Doktorarbeit: Die Finanzialisierung von Rohstoffmärkten

Die Finanzialisierung von Rohstoffmärkten

Finanzmanagement, Band 126

Hamburg 2017, 188 Seiten
ISBN 978-3-8300-9649-8 (Print/eBook)

Co-Movement, Derivate, Empirie, Finanzialisierung, Finanzmärkte, Finanzwirtschaft, Futurehandel, Markteffizienz, Rohstoffmärkte, Spekulation, Spekulationseinfluss

Zum Inhalt

Seit Beginn des 21. Jahrhunderts ist ein bedeutender Wandel des Marktumfelds von Rohstoffmärkten zu beobachten. Finanzanlagen in Rohstoffe erfahren seither ein kontinuierlich steigendes Interesse. Es wurden zahlreiche Investitionsvehikel geschaffen, um privaten und institutionellen Anlegern die Partizipation an der Preisentwicklung von Rohstoffen zu ermöglichen. Als Folge spielen Finanzakteure eine immer bedeutendere Rolle in Rohstoffterminmärkten. Diese Phänomene und insbesondere deren Auswirkung in Form exponentiell gestiegener Finanzinvestitionen in Rohstoffe werden allgemein unter dem Schlagwort der Finanzialisierung von Rohstoffmärkten zusammengefasst. Die Implikationen dieses Prozesses hingegen werden partiell sehr hitzig und emotional von verschiedensten öffentlich, wirtschaftlich und politisch Beteiligten diskutiert, weil Rohstoffmärkte in derselben Epoche sektorenübergreifend beispiellose Preissteigerungen und -schwankungen erfahren haben. Parallel dazu haben neben der Finanzialisierung fundamentale Trends wie die steigende Nachfrage nach Rohstoffen aus Schwellenländern wie China oder Brasilien die Periode seit der Jahrtausendwende gekennzeichnet. Insofern sind die Ursachen dieser Entwicklung bei Weitem nicht wissenschaftlich geklärt. Diese Untersuchung widmet sich vor diesem kontroversen Hintergrund der zentralen Forschungsfrage, ob und wie sich die Finanzialisierung auf Rohstoffmärkte auswirkt.

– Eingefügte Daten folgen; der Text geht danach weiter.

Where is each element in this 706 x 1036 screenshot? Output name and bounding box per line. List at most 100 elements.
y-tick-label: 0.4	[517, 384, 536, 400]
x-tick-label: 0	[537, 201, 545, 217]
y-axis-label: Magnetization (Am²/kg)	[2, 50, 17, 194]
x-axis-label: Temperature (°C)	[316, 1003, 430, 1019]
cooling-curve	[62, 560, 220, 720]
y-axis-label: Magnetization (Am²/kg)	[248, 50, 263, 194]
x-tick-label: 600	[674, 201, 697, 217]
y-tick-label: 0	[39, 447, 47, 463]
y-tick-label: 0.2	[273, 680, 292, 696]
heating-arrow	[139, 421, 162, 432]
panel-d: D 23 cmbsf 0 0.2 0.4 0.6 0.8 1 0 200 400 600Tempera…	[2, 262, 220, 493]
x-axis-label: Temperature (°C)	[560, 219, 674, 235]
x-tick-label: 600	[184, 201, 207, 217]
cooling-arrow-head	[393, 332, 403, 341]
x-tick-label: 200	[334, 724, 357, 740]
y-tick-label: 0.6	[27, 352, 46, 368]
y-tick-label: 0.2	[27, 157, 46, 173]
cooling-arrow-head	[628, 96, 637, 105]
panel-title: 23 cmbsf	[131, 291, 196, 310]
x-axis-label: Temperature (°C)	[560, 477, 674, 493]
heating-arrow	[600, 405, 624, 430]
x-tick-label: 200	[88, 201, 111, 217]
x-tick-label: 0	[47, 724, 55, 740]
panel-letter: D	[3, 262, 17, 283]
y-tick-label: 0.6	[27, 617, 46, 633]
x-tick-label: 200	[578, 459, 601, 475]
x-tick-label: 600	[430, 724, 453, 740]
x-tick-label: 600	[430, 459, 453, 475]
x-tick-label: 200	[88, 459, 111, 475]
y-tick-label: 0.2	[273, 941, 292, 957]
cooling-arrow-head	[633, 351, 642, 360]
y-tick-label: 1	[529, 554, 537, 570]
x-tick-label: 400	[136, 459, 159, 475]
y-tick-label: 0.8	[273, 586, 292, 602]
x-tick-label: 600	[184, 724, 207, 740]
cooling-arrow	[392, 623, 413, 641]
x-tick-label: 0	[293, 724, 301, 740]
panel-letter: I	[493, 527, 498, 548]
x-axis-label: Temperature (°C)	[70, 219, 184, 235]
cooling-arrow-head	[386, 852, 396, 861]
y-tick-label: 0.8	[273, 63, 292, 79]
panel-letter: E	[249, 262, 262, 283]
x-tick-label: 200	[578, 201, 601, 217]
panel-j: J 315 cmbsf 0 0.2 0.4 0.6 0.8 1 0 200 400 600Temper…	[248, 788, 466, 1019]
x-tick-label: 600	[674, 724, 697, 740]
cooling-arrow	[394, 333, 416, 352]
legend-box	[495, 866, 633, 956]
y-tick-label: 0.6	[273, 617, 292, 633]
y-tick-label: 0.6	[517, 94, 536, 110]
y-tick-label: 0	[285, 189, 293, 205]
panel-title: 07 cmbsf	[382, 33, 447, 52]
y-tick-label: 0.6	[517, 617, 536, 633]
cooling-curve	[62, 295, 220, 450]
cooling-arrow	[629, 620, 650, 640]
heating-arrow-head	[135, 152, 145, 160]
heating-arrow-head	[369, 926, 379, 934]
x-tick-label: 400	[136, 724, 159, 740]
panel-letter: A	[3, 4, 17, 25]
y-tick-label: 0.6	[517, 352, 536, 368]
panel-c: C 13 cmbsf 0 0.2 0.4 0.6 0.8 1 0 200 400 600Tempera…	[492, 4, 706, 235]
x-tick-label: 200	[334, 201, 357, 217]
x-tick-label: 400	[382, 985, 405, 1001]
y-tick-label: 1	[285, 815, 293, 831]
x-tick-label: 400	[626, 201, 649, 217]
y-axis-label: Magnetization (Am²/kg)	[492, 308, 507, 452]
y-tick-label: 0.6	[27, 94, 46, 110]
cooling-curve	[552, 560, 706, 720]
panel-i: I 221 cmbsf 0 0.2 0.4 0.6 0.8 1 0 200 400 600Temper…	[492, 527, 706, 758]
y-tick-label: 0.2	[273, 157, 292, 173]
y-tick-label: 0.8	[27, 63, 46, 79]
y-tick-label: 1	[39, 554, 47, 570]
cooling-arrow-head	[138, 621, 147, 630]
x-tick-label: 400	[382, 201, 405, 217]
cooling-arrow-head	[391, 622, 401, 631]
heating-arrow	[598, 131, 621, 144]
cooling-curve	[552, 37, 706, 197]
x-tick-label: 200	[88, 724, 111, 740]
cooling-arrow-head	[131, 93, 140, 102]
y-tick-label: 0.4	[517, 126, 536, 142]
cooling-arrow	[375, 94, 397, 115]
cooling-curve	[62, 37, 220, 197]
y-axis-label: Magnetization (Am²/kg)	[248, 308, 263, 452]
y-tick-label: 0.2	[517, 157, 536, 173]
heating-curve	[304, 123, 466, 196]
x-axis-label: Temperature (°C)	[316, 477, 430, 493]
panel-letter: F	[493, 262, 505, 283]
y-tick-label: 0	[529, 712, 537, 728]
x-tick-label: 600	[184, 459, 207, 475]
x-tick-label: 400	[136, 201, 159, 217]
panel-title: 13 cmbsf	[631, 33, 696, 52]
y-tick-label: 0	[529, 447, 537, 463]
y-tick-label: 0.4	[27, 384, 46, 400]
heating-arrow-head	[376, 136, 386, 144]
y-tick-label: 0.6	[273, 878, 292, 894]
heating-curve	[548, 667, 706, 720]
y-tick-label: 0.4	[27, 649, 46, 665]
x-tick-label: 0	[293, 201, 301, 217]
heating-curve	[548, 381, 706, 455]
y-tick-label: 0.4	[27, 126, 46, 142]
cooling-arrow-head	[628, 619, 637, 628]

Dieser Fragestellung wird systematisch in drei empirischen Teilanalysen nachgegangen. Mit der ersten Untersuchung wird der rohstoffübergreifende Gleichlauf der Preise und insbesondere die Rolle der Finanzialisierung bei dieser Entwicklung mittels eines Dynamic Conditional Correlation Framework adressiert.

In der zweiten Teilanalyse wird basierend auf dem bewährten methodischen Rahmenwerk der Granger-Kausalitätsanalyse die Handelsaktivität der Marktteilnehmer im Hinblick auf ihren Preiseinfluss auf Metalle untersucht. Abschließend widmet sich eine dritte Teiluntersuchung anhand eines einzigartigen Datensatzes über Rohstoffzertifikate der EUWAX Börse in Stuttgart der Frage, inwiefern sich die Emission strukturierter Rohstofffinanzprodukte und zugehöriger Hedgingaktivitäten der emittierenden Institutionen auf zugrundeliegende Preise auswirken.